- retraitéeDoyen
05 décembre 2013
A Bondy, la difficile mise en place de la réforme des rythmes scolaires
Bondy fait partie des cinq communes de Seine-Saint-Denis – avec Aubervilliers, L’Ile-Saint-Denis, le Pré-Saint-Gervais et Romainville – qui appliquent depuis la rentrée 2013 la réforme des rythmes scolaires. Dans cette ville socialiste située au nord-est de Paris, 6 500 élèves du primaire ont renoué avec la semaine de 4 jours et demi. Ils ont également fait la connaissance des temps d’activités périscolaires (TAP), cette nouveauté conçue par le ministère de l’éducation nationale, que certaines écoles peinent encore à domestiquer.
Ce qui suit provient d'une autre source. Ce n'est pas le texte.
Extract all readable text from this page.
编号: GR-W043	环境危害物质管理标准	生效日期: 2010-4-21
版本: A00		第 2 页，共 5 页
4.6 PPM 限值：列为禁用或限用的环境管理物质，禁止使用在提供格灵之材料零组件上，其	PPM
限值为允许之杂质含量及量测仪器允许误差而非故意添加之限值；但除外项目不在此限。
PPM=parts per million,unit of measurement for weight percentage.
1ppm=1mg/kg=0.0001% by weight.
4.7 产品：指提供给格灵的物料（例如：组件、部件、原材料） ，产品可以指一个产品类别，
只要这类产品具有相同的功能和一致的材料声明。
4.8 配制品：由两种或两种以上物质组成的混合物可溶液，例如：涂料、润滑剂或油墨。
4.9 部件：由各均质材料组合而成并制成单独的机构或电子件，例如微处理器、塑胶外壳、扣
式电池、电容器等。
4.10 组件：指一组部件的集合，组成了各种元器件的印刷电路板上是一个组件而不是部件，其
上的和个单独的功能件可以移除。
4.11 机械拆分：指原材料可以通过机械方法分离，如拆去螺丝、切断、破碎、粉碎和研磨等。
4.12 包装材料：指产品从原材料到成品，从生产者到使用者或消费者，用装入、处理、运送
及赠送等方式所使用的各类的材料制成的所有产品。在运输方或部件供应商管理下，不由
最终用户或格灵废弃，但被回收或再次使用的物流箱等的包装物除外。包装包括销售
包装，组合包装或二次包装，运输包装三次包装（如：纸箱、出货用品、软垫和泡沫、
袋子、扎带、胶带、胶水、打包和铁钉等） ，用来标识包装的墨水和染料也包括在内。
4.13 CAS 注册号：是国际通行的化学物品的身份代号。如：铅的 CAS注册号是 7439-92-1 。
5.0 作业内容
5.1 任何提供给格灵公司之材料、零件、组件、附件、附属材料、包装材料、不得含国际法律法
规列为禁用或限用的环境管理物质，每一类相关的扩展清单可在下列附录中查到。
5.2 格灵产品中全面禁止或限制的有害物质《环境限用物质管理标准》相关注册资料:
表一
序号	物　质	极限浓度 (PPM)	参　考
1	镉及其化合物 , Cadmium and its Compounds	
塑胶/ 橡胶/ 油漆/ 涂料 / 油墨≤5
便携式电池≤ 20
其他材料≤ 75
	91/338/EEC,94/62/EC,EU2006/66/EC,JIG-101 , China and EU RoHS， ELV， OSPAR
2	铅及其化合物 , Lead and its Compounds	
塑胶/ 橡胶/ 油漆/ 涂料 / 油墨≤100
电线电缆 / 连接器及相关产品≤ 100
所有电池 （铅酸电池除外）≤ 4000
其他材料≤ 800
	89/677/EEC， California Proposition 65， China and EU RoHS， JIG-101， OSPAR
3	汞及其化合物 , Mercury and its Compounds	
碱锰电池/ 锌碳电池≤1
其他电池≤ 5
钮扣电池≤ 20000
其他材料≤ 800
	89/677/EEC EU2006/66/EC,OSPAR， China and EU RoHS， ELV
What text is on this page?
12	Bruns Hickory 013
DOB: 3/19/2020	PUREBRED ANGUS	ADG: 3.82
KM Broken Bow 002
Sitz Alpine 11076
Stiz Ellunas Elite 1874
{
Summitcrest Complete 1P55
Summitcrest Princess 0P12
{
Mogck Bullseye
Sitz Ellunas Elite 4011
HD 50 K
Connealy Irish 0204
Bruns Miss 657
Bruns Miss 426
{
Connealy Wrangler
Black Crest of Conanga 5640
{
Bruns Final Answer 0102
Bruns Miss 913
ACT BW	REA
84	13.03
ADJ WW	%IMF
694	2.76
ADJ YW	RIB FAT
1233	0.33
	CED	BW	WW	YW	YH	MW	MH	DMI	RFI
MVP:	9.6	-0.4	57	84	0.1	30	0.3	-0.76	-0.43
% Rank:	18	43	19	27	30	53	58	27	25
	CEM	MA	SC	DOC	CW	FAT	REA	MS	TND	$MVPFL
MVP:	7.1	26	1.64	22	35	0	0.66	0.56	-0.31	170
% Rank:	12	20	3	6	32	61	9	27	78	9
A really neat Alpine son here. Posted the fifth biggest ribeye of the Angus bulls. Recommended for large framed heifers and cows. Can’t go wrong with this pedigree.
Mercredi 13 novembre, alors que la capitale se prépare aux grèves et aux défilés d’enseignants du 14, une foule hétéroclite s’est rassemblée sur le parvis de l’Hôtel de Ville de Bondy. En famille, enfants à la main et poussettes bien en vue, une centaine de personnes ont répondu à l’appel de l’une des sections locales de la FCPE, le principal syndicat de parents d’élèves.
Mobilisés contre ce qu’ils estiment être une application précipitée de la réforme des rythmes scolaires, ils dénoncent - comme ailleurs - la qualité des TAP proposées, le recrutement au rabais de vacataires, la désorganisation générale et la fatigue des enfants qui en résulte. « Nous ne pouvons plus accepter que nos enfants servent de cobayes et subissent les dysfonctionnements récurrents liés à un manque d’organisation », mentionne le tract diffusé par les organisateurs.
Au même moment, à quelques mètres de là, la section départementale du syndicat enseignant SNUipp-FO tient une réunion d’information dans le hall de la mairie. La salle est pleine et le climat tendu. Tour à tour, et à quelques rares exceptions près, les enseignants racontent leurs mésaventures et font part de leur inquiétude. Ici aussi, les critiques se concentrent sur le recrutement des vacataires. « Certains n’ont même pas le BAFA [brevet d’aptitude aux fonctions d’animateur], ils sont grossiers et viennent en casquette », déplore une enseignante.
« DE LA GARDERIE »
Du côté des enseignants comme de celui des parents, les activités périscolaires, qui ne constituent rien d’autre qu’une conséquence des changements de rythme et du raccourcissement de la durée journalière de cours, cristallisent l’essentiel des mécontentements. « Ce n’est pas du périscolaire, mais de l’animation, pour ne pas dire de la garderie », lance une enseignante. Les professeurs n’apprécient pas la désacralisation de l’école qui s’insinue par cette réforme. « L’école doit rester l’école, et les activités périscolaires doivent rester périscolaires », enchaîne une autre. Par manque de locaux spécifiques, les TAP ont généralement lieu dans les salles de classes, que les professeurs libèrent avec réticence.
Au-delà des enseignants, ce sont les personnels en charge de l’organisation de ces activités qui affichent leur détresse. Thomas*, « responsable TAP » d’une école bondynoise qui a préféré garder l’anonymat, s’exaspère des cafouillages qu’il a observés depuis la rentrée. « Je n’en peux plus d’avoir tous les soirs des enfants à qui je demande de patienter pour commencer des activités, alors qu’on ne leur propose rien. »
A 15h45, raconte Thomas, c’est la marée humaine dans la cour de l’école, et les nouveaux vacataires sont rarement opérationnels. « Je n’en peux plus des vacataires qui ont 5 minutes de retard, ou qui ne viennent pas et ne préviennent pas. Certains arrivent en survêtement, ne savent pas expliquer leur activité aux enfants et sont complètement incapables de tenir une classe. » Tous les jours, entre 10 % et 30 % des enfants inscrits lui restent sur les bras. « On les met devant une pseudo-vidéo parce qu’on n’est pas assez pour leur proposer autre chose. » A moins qu’il ne s’agisse d’un manque de matériel : les parents évoquent, eux, un atelier « roller »... sans roller.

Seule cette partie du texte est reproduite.